Now you must translate the big idea into a design for an actual prototype. You will focus on all stages of interaction with the user (or, for many ideas, users). You must define how the interaction with the technology will work.
Next, adapting the technique as required, develop a "paper prototype" for your prototype. This may be quite challenging, because in some cases ideas may not have traditional screen-based interfaces. Your goal is to achieve the spirit of what is described in the Rettig article in the reading. That is, you need to develop a way to test your system with potential users, before you have built the software. This might be via paper prototyping, Wizard-of-Oz, and/or other methods. You will almost certainly need to be creative in how you do this, because your technology is probably using a novel human-computer interface technology.

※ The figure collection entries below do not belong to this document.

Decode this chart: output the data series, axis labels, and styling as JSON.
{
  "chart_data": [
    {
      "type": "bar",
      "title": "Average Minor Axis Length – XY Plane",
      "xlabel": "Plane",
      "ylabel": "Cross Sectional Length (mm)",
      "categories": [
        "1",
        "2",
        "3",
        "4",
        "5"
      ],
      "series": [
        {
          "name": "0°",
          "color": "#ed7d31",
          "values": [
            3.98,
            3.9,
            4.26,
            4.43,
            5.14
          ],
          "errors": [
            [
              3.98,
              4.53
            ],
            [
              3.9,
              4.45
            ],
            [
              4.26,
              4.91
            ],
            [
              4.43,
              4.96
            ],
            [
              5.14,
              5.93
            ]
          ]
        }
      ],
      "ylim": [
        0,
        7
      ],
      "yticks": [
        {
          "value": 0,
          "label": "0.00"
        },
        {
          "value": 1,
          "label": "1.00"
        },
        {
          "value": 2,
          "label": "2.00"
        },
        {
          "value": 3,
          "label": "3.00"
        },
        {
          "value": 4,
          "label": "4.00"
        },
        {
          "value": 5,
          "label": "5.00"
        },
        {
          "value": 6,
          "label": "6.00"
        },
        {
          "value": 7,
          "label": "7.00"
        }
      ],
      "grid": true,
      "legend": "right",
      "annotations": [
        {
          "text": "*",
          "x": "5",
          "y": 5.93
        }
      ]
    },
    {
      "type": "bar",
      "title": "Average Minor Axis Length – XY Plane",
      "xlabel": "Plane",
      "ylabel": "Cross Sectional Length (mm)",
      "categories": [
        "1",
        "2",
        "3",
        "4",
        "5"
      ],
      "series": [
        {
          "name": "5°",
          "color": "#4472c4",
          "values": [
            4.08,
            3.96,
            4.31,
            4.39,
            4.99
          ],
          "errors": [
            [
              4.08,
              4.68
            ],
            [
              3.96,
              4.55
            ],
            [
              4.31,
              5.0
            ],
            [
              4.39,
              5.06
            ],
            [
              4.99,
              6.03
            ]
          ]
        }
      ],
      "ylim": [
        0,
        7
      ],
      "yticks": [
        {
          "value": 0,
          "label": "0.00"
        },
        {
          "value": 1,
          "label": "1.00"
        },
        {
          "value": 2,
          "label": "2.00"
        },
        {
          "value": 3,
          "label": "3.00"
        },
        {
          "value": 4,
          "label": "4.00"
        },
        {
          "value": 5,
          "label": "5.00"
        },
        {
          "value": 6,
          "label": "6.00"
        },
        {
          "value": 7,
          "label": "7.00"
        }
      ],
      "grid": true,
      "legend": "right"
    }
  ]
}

Using the tools you create, run some prototype sessions with your own team. Refine the materials. Make sure all parts of the system that a person interacts with are thought through and prototyped in some way. For example, if your system talks, you need to create prototypes of all the possible dialogue. Alternatively, if dialogue is generated automatically, you need to write down some general rules that would allow simulation of that output. As you do this, you will likely identify challenges you had not thought of before. If the user sees a screen of any sort, that screen should be prototyped on paper.
Once you feel you have your materials developed well enough to allow you to do prototype sessions with people other than your team, go through an entire prototype session from start to end and record video of it (cell phone video is fine). You can do this with a team member as the user (ok), or with a friend you recruit who knows nothing about your project (better).
As you do the recorded run-through, make notes of what you learned both about how to do the rapid prototyping better, and also about how to improve your specific idea.
Hand-in:
Upload the video of your recorded test session to Google Drive and add the link to the video to your team's wiki by the deadline tagged with Assignment 8.
Bring all of the materials you need to run a session to class, and be prepared to run a new person through in class.
Evaluation/feedback:
This assignment will be graded based on how well it appears you have adapted rapid paper prototyping to advancing your project idea, and whether your team appears to be following the instructions in the Rettig article, to the extent possible.